Are College Students Exempt from Taxes in California?In most cases, the answer to this question is no, in regard to both federal and California income taxes. As the IRS explains, it is not your status as a current or former student that determines your tax filing responsibilities, but rather, factors such as:
- How much income you earned
- Whether you are a U.S. citizen or U.S. resident (such as a Green Card holder)
- Whether you meet age requirements for filing taxes
Tax Credits and Deductions for College StudentsTax credits and tax deductions can both help lower the amount you owe the IRS. However, they don’t work in the same way. Tax credits directly reduce your final tax bill, like receiving a coupon for $10 off on a product. For instance, a tax credit worth $500 would lower your final tax liability by $500. Unlike tax credits, tax deductions do not reduce the final amount that you owe. Instead, deductions lower your overall taxable income, meaning less of your income is subject to tax. Some credits and deductions are available to eligible students nationwide, because they are offered at the federal level, while others are specific to the state of California. A few examples are listed below. However, before proceeding, it’s important to understand a few acronyms that you may come across when planning and filing your taxes:
- IRS – The IRS, or Internal Revenue Service, administers federal taxes nationwide.
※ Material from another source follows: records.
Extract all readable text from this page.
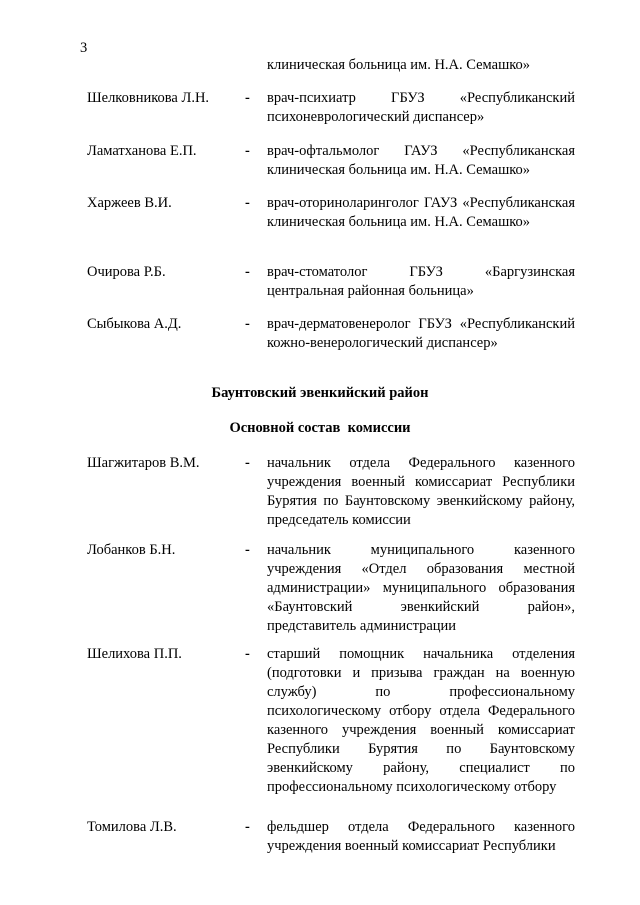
3
клиническая больница им. Н.А. Семашко»
Шелковникова Л.Н. - врач-психиатр ГБУЗ «Республиканский психоневрологический диспансер»
Ламатханова Е.П.	- врач-офтальмолог ГАУЗ «Республиканская клиническая больница им. Н.А. Семашко»
Харжеев В.И.	- врач-оториноларинголог ГАУЗ «Республиканская клиническая больница им. Н.А. Семашко»
Очирова Р.Б.	- врач-стоматолог ГБУЗ «Баргузинская центральная районная больница»
Сыбыкова А.Д.	- врач-дерматовенеролог ГБУЗ «Республиканский кожно-венерологический диспансер»
Баунтовский эвенкийский район
Основной состав  комиссии
Шагжитаров В.М.	- начальник отдела Федерального казенного учреждения военный комиссариат Республики Бурятия по Баунтовскому эвенкийскому району, председатель комиссии
Лобанков Б.Н.	- начальник муниципального казенного учреждения «Отдел образования местной администрации» муниципального образования «Баунтовский эвенкийский район», представитель администрации
Шелихова П.П.	- старший помощник начальника отделения (подготовки и призыва граждан на военную службу) по профессиональному психологическому отбору отдела Федерального казенного учреждения военный комиссариат Республики Бурятия по Баунтовскому эвенкийскому району, специалист по профессиональному психологическому отбору
Томилова Л.В.	- фельдшер отдела Федерального казенного учреждения военный комиссариат Республики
- FTB – The FTB, or Franchise Tax Board, is a state agency. It is similar to the IRS, but only handles California taxes.
- TCJA – In late 2017, Congress passed a law called the Tax Cuts and Jobs Act, which drastically overhauled many portions of the tax code.
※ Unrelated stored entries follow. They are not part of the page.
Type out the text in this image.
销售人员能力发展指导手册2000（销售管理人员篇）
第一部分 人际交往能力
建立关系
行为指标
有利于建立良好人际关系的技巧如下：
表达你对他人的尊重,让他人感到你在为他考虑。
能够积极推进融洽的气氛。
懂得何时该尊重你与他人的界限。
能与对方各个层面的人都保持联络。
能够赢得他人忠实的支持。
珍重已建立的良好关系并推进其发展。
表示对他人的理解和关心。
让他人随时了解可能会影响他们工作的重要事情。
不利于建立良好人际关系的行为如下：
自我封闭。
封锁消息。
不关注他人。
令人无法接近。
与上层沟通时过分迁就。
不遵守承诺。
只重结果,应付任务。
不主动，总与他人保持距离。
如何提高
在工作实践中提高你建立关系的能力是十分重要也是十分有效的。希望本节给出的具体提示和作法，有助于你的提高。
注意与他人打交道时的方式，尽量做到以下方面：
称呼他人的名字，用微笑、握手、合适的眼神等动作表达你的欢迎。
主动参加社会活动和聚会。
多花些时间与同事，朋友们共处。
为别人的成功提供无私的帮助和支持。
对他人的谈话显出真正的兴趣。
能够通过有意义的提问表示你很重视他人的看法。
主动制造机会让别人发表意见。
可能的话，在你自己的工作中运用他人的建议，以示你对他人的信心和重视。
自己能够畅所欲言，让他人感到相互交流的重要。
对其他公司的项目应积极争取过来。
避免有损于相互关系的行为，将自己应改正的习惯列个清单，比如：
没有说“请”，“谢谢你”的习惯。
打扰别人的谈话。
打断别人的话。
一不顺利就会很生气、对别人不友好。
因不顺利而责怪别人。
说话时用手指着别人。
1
Federal and California Tax Credits for StudentsSome students may be able to claim California and/or federal tax credits to help alleviate college loan debt. Examples of student tax credits include the following:
- American Opportunity Tax Credit – The AOTC is a federal tax credit worth up to $2,500 per qualifying student. In addition, the AOTC also comes with another benefit: as the IRS explains, “If the credit brings the amount of tax you owe to zero, you can have 40% of any remaining amount of the credit (up to $1,000) refunded to you.”
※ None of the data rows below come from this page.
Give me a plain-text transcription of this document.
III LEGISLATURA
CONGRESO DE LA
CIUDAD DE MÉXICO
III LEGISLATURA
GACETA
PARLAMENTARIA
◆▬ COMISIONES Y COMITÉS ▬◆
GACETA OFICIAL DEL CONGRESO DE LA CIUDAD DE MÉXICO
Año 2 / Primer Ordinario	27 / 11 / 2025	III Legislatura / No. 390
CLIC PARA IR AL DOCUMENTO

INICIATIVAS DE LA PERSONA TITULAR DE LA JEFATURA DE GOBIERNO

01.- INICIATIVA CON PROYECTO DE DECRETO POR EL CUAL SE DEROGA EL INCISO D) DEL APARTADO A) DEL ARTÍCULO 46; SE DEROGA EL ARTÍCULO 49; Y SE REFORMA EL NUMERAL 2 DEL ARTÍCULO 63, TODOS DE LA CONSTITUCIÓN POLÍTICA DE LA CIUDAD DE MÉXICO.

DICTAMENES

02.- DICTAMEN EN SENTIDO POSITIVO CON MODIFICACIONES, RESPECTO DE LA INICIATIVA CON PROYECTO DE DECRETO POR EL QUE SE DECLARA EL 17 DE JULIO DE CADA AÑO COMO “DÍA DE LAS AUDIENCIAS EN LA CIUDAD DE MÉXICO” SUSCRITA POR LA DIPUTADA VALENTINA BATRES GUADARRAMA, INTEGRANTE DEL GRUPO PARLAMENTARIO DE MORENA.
- College Access Tax Credit – The CATC is a California student tax credit. Its potential worth depends on how much the taxpayer has contributed to California’s CATC fund.
- Lifetime Learning Credit – The LLC is a federal student tax credit worth up to $2,000, depending on the student’s educational expenses.
Tax Deductions for StudentsIn addition to the tax credits listed above, several deductions may also be available for students who meet eligibility requirements. College student tax deductions include the following:
- Student Loan Interest Deduction – This is a federal tax deduction which enables eligible students to deduct as much as $2,500, depending on how much they paid in student loan interest.
- Tuition and Fees Deduction – This is also a federal tax deduction. It allows qualified students to deduct various educational expenses from their income, potentially reducing the amount of taxable income by as much as $4,000.